Sarà che spesso si ripete, ma guardandolo ormai ti aspetti sempre il personaggio un po’ apatico, lontano dal resto del mondo finché non è il resto del mondo a coinvolgerlo in qualche tipo di situazione in cui lui si ritrova suo malgrado e questo tipo di dinamica narrativa è ancora più evidente quando il tono del film non è propriamente comico, bensì a metà tra la commedia ed il dramma (come ad esempio in “L’amore secondo Dan”).

Cercasi amore per la fine del mondo fa parte di questo secondo filone. E del resto non potrebbe essere che così, visto che fin dal prologo si viene a sapere che un asteroide colpirà la terra nel giro di tre settimane e che non c’è nessuna speranza di sopravvivenza per nessuno.

Come cosa fare e con chi passare gli ultimi giorni della propria vita? Dodge non ne ha idea. Continua ad andare al lavoro come se nulla fosse e non si aspetta nessun colpo di coda da un’esistenza che per ora gli ha regalato una sola vera gioia, un amore giovanile di cui ancora celebra un ricordo affogato di rimpianti. Le cose cambiano quando accidentalmente fa la conoscenza della sua eccentrica vicina (Keira Knightley). Assieme decidono di partire e risolvere alcune delle questioni rimaste in sospeso delle rispettive vite, lei cerca la sua famiglia, lui la sua vecchia fiamma. Ma come tutti i road movie che si rispettano, il viaggio porterà ad entrambi qualcosa di inaspettato...

Cercasi amore per la fine del mondo è una di quelle pellicole ibride che sembrano a lungo girare a vuoto, né divertente, né tragica, con personaggi oltrettutto poco interessanti (la performance seppur volenterosa di Keira Knightley purtroppo non aiuta in tal senso), ma che si risollevano improvvisamente quando c’è da tirare le fila dei discorsi.

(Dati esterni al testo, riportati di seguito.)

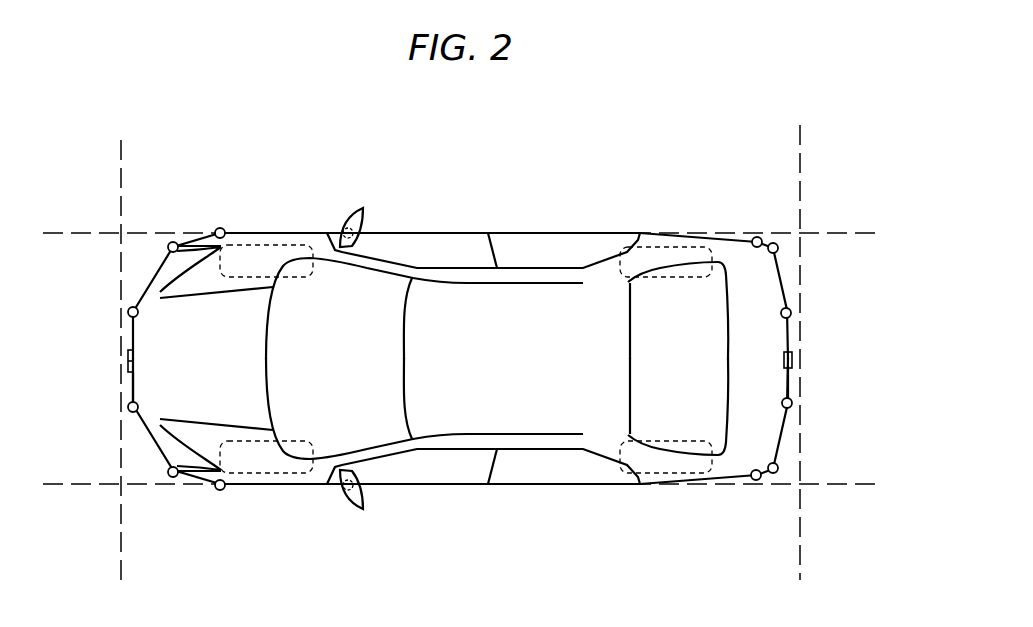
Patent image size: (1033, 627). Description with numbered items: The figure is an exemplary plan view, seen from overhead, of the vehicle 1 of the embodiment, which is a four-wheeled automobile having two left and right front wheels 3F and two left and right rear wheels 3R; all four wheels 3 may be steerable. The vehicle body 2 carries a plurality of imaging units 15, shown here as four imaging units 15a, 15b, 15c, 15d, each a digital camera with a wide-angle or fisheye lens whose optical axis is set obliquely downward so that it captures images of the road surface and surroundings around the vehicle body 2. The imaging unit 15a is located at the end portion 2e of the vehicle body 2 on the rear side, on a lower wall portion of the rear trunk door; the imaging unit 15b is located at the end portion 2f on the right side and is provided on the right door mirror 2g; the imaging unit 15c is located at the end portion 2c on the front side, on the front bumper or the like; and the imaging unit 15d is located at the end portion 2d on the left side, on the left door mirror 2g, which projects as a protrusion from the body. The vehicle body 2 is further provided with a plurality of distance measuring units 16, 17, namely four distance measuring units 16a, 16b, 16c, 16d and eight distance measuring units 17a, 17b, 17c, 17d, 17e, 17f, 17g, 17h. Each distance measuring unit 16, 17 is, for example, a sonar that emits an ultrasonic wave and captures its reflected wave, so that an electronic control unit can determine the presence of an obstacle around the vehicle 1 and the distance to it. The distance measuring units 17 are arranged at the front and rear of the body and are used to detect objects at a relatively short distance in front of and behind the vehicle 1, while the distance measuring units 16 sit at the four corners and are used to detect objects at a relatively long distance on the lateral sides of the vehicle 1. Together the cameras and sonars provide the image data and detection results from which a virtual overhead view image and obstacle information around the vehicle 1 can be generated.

Nonostante l’ambientazione apocalittica (e i 25 milioni di budget, non molto, ma neanche poco), il tono è quello da film indipendente americano, “da Sundance” per intenderci; si ride un pochino, ci si commuove un pochino e ci si annoia un pochino. Tutto va come ci si aspetta che debba andare, nessuna sorpresa all’orizzonte, persino il doppio finale (se ne poteva lasciare uno) sembra un passaggio obbligato.

A riequilibrare il giudizio c’è però la trovata narrativa secondo la quale, con la fine del mondo alle porte, molta gente non saprebbe gestire al meglio i propri ultimi scampoli di vita, preferendo affidarsi alla normale routine anziché “fare ciò che non si è mai fatto prima”. In questo senso la regista e sceneggiatrice debuttante Lorena Scafaria è brava nel ritrarre il tutto giocando con l’ironia del grottesco mai senza cadere mai nel demenziale o in qualche tipo di critica sociale populista e a buon mercato. Il risultato è un film che ti lascia dentro qualche riflessione e anche un pochino di amaro in bocca: si intuisce l’arguzia dell’autrice, ma non se ne gode fino in fondo.